# Has Anyone Found A Source For



## Dreamtimers (Mar 7, 2005)

I need to replace one of the plastic fenders on my 27RSDS. Does anyone know of another source besides ordering from the dealer? Our local Outback dealer is such a PITA to deal with.

TIA for any help.

Dave


----------



## jdpm (Apr 12, 2007)

Try here:

http://www.icondirect.com/productcart/pc/Tandem-Axle-Fender-Skirts-c13.htm
or call another dealer and ask if they can get it for you. Good luck. Phillip


----------



## campingnut18 (Mar 11, 2004)

What happened to your fender that youu need to replace it? (hopefully not a flat or anything like that).

Carmen


----------



## Dreamtimers (Mar 7, 2005)

campingnut18 said:


> What happened to your fender that youu need to replace it? (hopefully not a flat or anything like that).
> 
> Carmen


I think it is a stress crack, not sure. It was broken when we bought the TT. I just wanted to replace it before it became an issue during towing. It's not cracker all the way through, and I'd like to keep it that way. So far no flats and I installed the TPMS today in an effort to keep it that way. Looking forward to seeing you again.

Dave


----------



## Carey (Mar 6, 2012)

Do a google search for rv surplus. Try rv salvage too.

The fenders are just mass produced and are used thru several brands. You will need to measure the length, width and compare the styles.

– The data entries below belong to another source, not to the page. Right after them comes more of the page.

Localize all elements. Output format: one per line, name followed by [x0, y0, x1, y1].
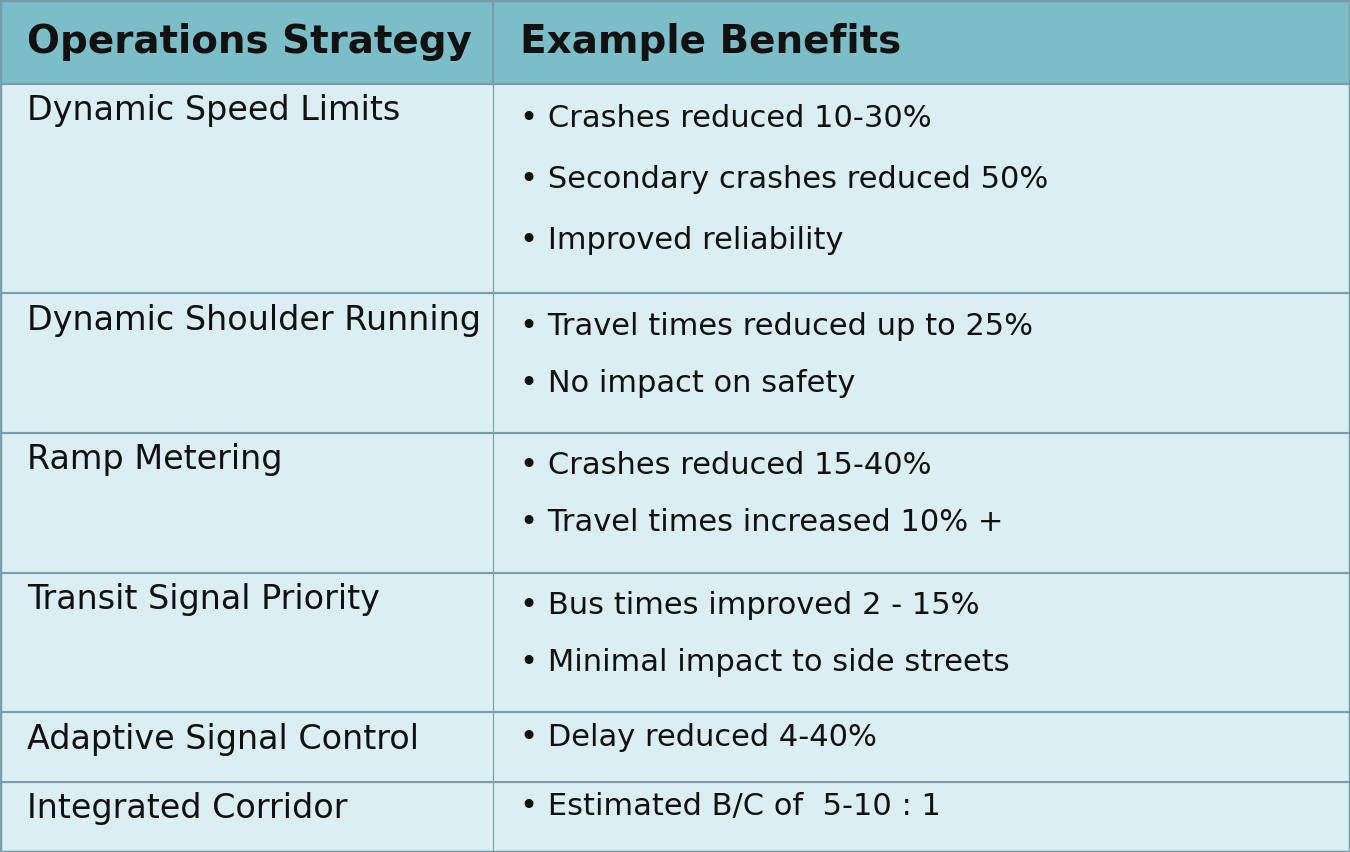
Text: • Crashes reduced 10-30%: • Crashes reduced 10-30%	[520, 104, 932, 133]
Bar	[0, 433, 1350, 573]
Bar	[0, 782, 1350, 852]
Text: • Crashes reduced 15-40%: • Crashes reduced 15-40%	[520, 452, 932, 481]
Text: • Minimal impact to side streets: • Minimal impact to side streets	[520, 648, 1010, 677]
Text: • Secondary crashes reduced 50%: • Secondary crashes reduced 50%	[520, 164, 1048, 194]
Bar	[0, 712, 1350, 782]
Bar	[0, 293, 1350, 433]
Bar	[0, 83, 1350, 293]
Text: Integrated Corridor: Integrated Corridor	[27, 792, 347, 826]
Text: • Bus times improved 2 - 15%: • Bus times improved 2 - 15%	[520, 591, 979, 620]
Text: Dynamic Speed Limits: Dynamic Speed Limits	[27, 94, 400, 127]
Text: • Travel times reduced up to 25%: • Travel times reduced up to 25%	[520, 312, 1033, 341]
Text: • Travel times increased 10% +: • Travel times increased 10% +	[520, 509, 1003, 538]
Text: Transit Signal Priority: Transit Signal Priority	[27, 583, 379, 616]
Text: • Estimated B/C of  5-10 : 1: • Estimated B/C of 5-10 : 1	[520, 792, 941, 821]
Text: Operations Strategy: Operations Strategy	[27, 23, 472, 60]
Text: Example Benefits: Example Benefits	[520, 23, 900, 60]
Bar	[0, 0, 1350, 83]
Bar	[0, 573, 1350, 712]
Text: • Improved reliability: • Improved reliability	[520, 226, 844, 256]
Text: Dynamic Shoulder Running: Dynamic Shoulder Running	[27, 303, 481, 337]
Text: Adaptive Signal Control: Adaptive Signal Control	[27, 722, 418, 756]
Text: • No impact on safety: • No impact on safety	[520, 369, 855, 398]
Text: • Delay reduced 4-40%: • Delay reduced 4-40%	[520, 722, 876, 751]
Text: Ramp Metering: Ramp Metering	[27, 443, 282, 476]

I pass a surplus store in Elkhart everytime I go thru. They have fenders hanging in the window.

Check several places as the price will vary from like 80 for a pair to over 200 for a pair depending on how greedy the owner is.

If I had the time id find you a place. Sorry.

I seen an ad on craigslist about a month ago and a guy had prolly 500 of them from surplus. Had prices as low as 10 bucks each. Might check the south bend and fort wayne, indiana craigslis in the rv section. There are all sorts of surplus goodies for our rv's advertised there.

Carey


----------